“I am very hopeful”

DSC00997-1“What I would want to tell others is that it’s okay to be alone. It’s okay to be yourself and to accept who you are. Whenever. Wherever. Sometimes it’s hard to face that void alone especially if you lose your friends, family, job, house, for being who you are- but it’s always going to get better. And the void is going to get scary and overwhelming, but you have to remember that you’re here for a purpose, you’re here to be yourself. If loving yourself is hard- then take baby steps. Think ‘Today I really like my hair’, ‘Today I really like the shirt that I’m wearing’. And eventually it will become ‘Today I really like my body despite having to wear certain things to look a certain way’ and then eventually you will just be able to say ‘I like myself’”

“I am incredibly proud to be a part of the LGBT community because of the constant struggles that we all face on a daily basis just being ourselves. And as a trans individual, going outside into the public is actually very challenging in a red state like Arizona. But the community itself is incredibly supportive. We love to celebrate ourselves. Something that I think we can improve on is talking about race issues in the community. It’s something that no one likes to talk about. It’s incredibly awkward and uncomfortable- but with recent events that have happened- for example at the Pride Festival we had people demanding that people of color be recognized at the festival and Pride ignored us. That is a huge thing that we could work on. But I am very hopeful- there is not a huge pushback, there just aren’t people who want to talk about it. I would love to lead that discussion and start the conversation. We are a community and there is no reason to be separated within ourselves.”
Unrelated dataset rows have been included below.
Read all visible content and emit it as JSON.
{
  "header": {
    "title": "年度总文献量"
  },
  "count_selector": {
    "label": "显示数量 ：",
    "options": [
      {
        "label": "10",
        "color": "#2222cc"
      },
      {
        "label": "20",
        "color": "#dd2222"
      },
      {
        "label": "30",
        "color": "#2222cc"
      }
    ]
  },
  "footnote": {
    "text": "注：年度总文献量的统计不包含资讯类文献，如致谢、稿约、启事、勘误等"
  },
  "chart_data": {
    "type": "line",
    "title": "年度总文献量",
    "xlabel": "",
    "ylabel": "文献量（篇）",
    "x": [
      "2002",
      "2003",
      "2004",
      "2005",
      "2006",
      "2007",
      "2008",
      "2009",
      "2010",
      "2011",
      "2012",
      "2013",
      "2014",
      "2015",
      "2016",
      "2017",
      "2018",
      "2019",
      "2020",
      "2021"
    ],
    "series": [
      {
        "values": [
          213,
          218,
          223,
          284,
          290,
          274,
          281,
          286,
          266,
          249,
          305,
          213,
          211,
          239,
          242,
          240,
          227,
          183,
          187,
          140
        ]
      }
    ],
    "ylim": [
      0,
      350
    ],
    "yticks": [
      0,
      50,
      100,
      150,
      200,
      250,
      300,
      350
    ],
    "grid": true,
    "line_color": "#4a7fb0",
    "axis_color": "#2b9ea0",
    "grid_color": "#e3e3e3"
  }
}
“My advice would be to go out and make some new friends. I have an anxiety disorder and I am panicky most of the time, but as soon as I stepped out of that comfort zone and went to an event, I made a friend. And then eventually I became part of the event coordinating process and from there I learned about all of the resources that they had. Unfortunately, it is not very advertised that we have these resources and that we have these groups- but we are trying to work on that. But getting out of your comfort zone and asking for help is the number one thing. A lot of people get caught up in the “I’m going to class and going back home”  routine, and college in general is way more than that and I wish more people understood that.”